Add amazing flavor to chicken, fish, pork, and more with this quick and easy low-carb recipe!

I used to have a reputation for making bad chicken dishes. I was always so worried about cooking it all the way through that it came out dry, tough, and tasteless. Often my solution was to hide the overcooked chicken in a thick, savory gravy. But embracing a low-carb lifestyle meant rethinking that flour-based strategy.
Enter this lemon-dill keto marinade! It has helped me consistently serve up tender, juicy chicken—sans carbo-loading. I love how simple this recipe is. All the ingredients are items I typically keep stocked in my pantry. Plus, it keeps well in the fridge for several days, so I can mix it up ahead of time for a weekend barbecue or family picnic. And it infuses light, fresh flavors into lots of proteins, from chicken breasts to pork chops, steaks, and even swordfish filets.
I’ve used this marinade with a variety of cooking methods, too. Whether you’re frying on the stovetop, roasting in the oven, or grilling outdoors, it helps ensure the best flavor and texture every time!

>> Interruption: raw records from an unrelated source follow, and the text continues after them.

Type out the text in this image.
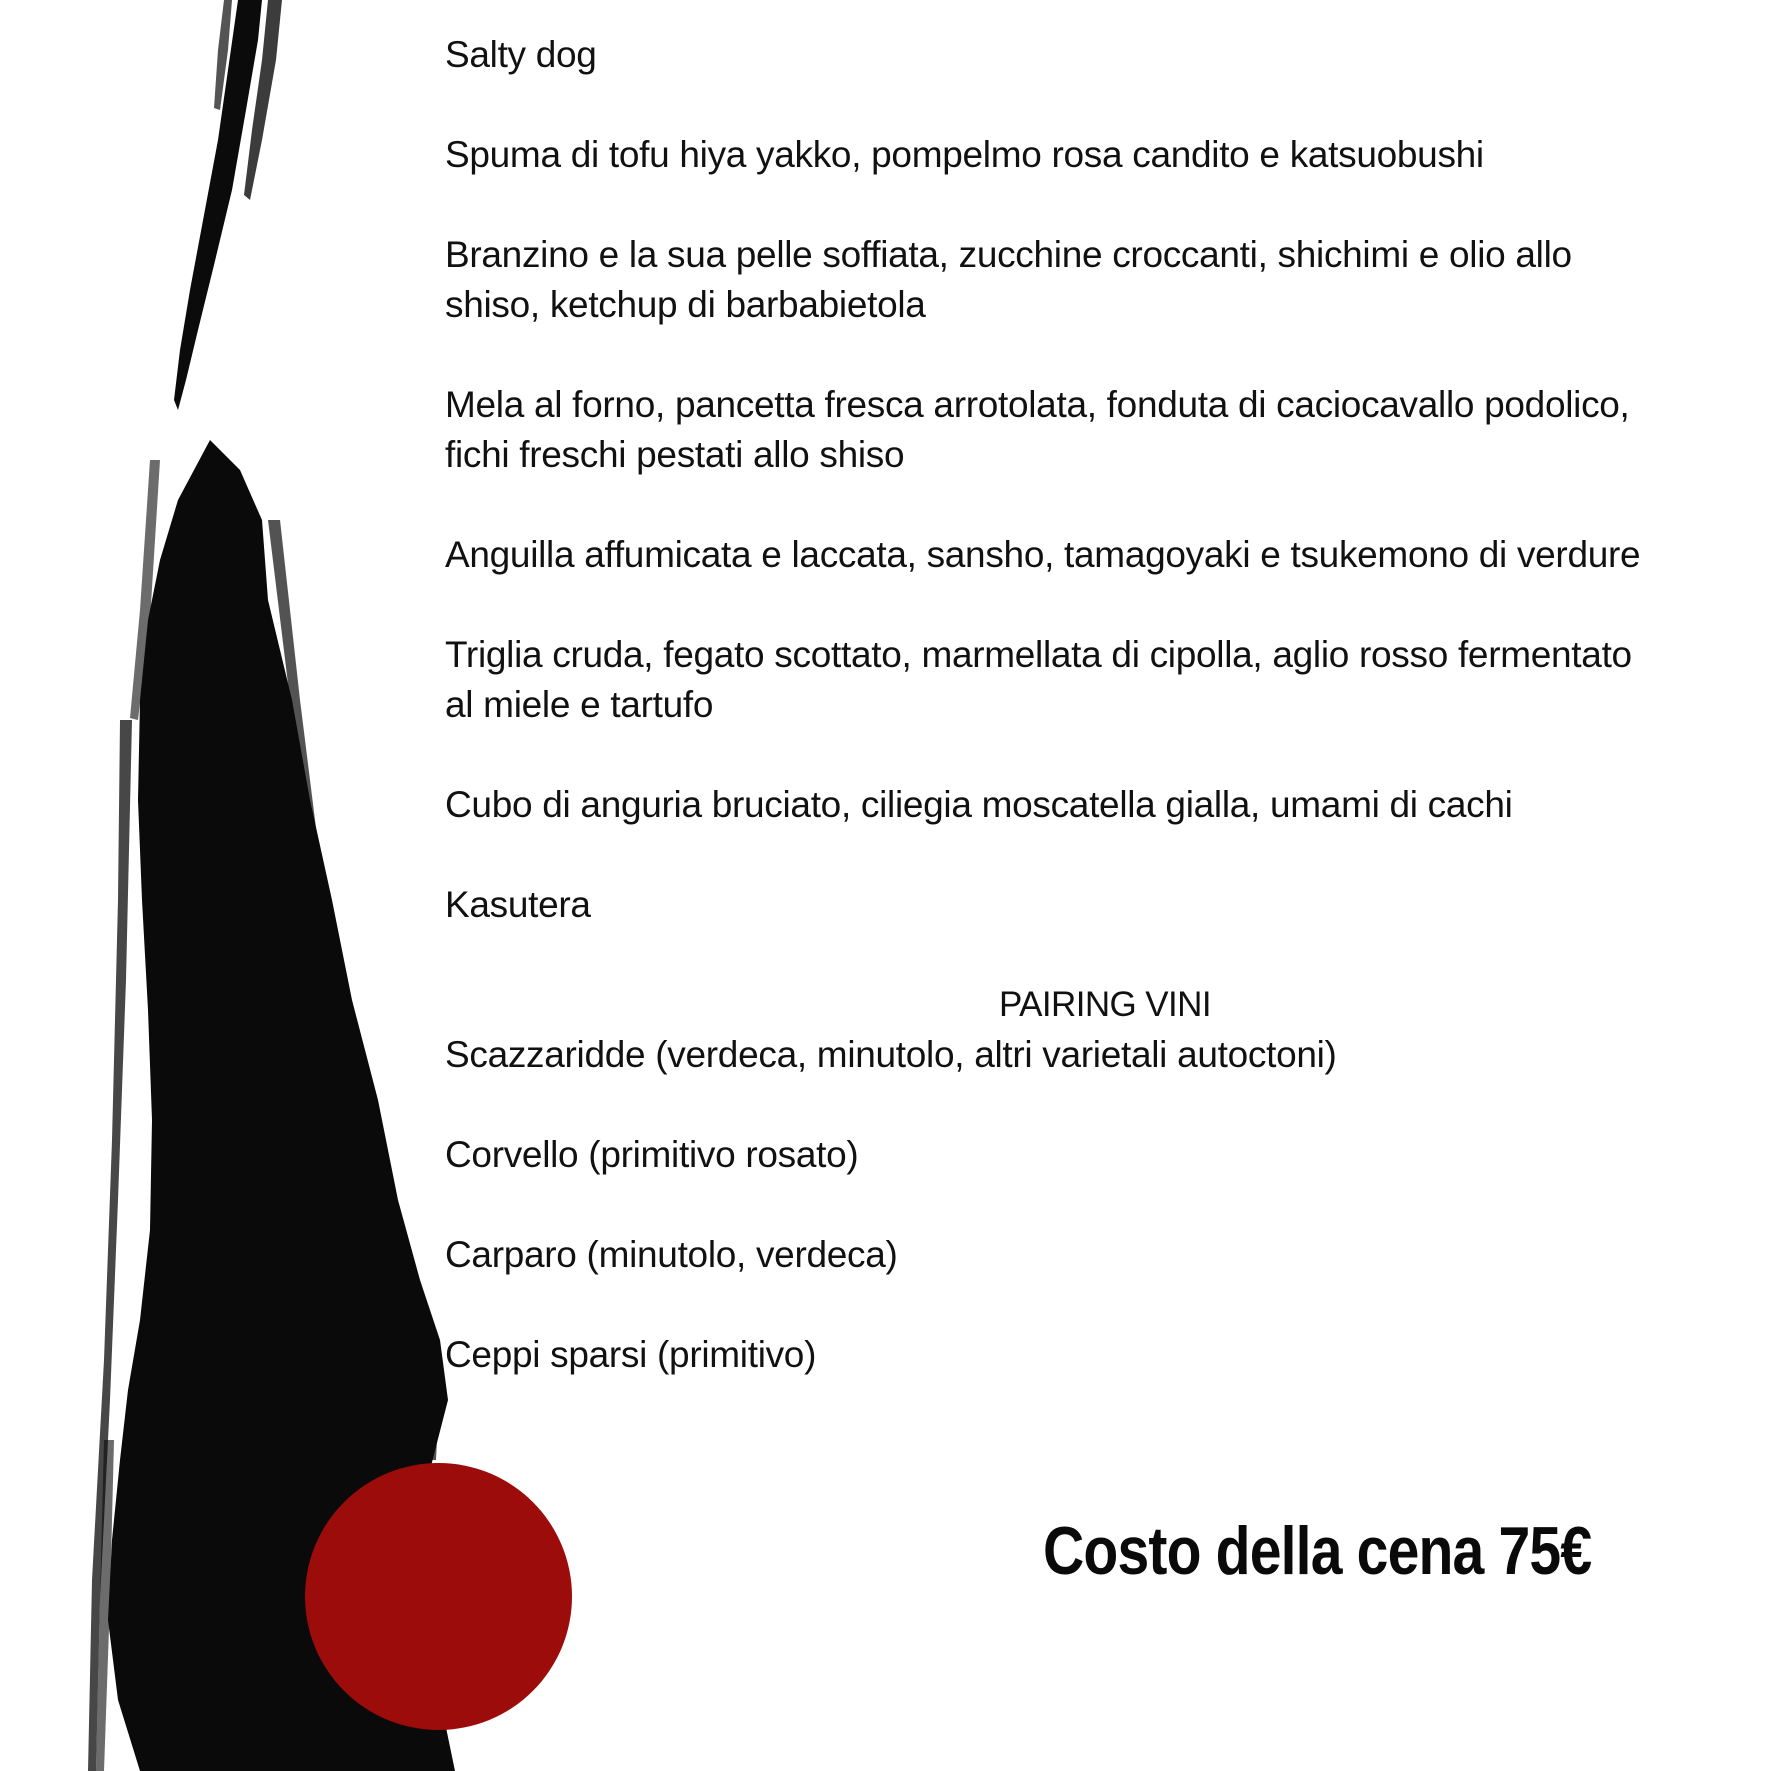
Salty dog

Spuma di tofu hiya yakko, pompelmo rosa candito e katsuobushi

Branzino e la sua pelle soffiata, zucchine croccanti, shichimi e olio allo shiso, ketchup di barbabietola

Mela al forno, pancetta fresca arrotolata, fonduta di caciocavallo podolico, fichi freschi pestati allo shiso

Anguilla affumicata e laccata, sansho, tamagoyaki e tsukemono di verdure

Triglia cruda, fegato scottato, marmellata di cipolla, aglio rosso fermentato al miele e tartufo

Cubo di anguria bruciato, ciliegia moscatella gialla, umami di cachi

Kasutera

PAIRING VINI

Scazzaridde (verdeca, minutolo, altri varietali autoctoni)

Corvello (primitivo rosato)

Carparo (minutolo, verdeca)

Ceppi sparsi (primitivo)

Costo della cena 75€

Tips for marinating success
This lemon-dill keto marinade recipe goes a long way. Use about half a cup per pound of chicken, pork, fish, or shrimp. That amount will coat the meat evenly and infuse it with bright flavor. For four chicken breasts, four pork chops, or two large fish fillets—about two pounds total—double the recipe to ensure complete coverage. Always marinate in a shallow dish or zipped bag to maximize contact, and toss occasionally for consistent flavor.
Here are my tips for marinating success with food safety in mind:
- Refrigerate meat or seafood while marinating—avoid letting these proteins sit out at room temperature.
- Pat protein dry before cooking to encourage crisp browning.
- Don’t reuse marinade that’s touched raw meat or seafood.
- If you want to serve the used marinade as a sauce, boil it for five minutes after removing the protein.
- Use glass or nonreactive containers.
- For delicate fish or shrimp, limit marinating time to less than an hour, as the acidic lemon juice can make them mushy.

How do I store leftovers?
If you’re not going to use this marinade right away, store it in an airtight container or glass jar with a tight-fitting lid. It’ll keep in the fridge for up to 5 days. You can also freeze it in a freezer-safe container or resealable bag for up to 3 months. Thaw overnight in the fridge. Give it a good whisking to recombine any ingredients that separated in the freeze-thaw process.

Similar recipes to try
Hungry for more quick and easy recipes that elevate simple proteins? Check out this Keto Chicken Marinade Recipe that brings in even more herbaceous flavors. If salmon is your go-to seafood choice, try this Easy Low-Carb Salmon Seasoning Recipe for a smoky, citrusy, herby change of pace. For a low-carb alternative to takeout, skip the thickening slurry in this Sugar-Free Teriyaki Sauce and use it to marinate beef cubes before stir-frying them with cauliflower and broccoli florets.


Lemon-Dill Keto Marinade
Ingredients
- 1/4 cup avocado oil
- 1/2 cup fresh lemon juice
- 2 teaspoons dill dried or fresh, chopped
- 1 tablespoon capers
- Pinch of pepper
- 3 tablespoons water
Instructions
- Whisk together the avocado oil, lemon juice, dill, capers, pepper, and water until everything is thoroughly combined and the mixture thickens slightly.
- Place your protein of choice in a shallow dish or resealable bag. Pour in the marinade, ensuring all pieces are evenly coated.
- Cover and marinate in the fridge for at least 1 hour, up to overnight for the deepest flavor.
- When you're ready to cook, remove the protein from the marinade and pat it dry for the best browning and texture.
- Discard any used marinade that has come into contact with raw meat or seafood.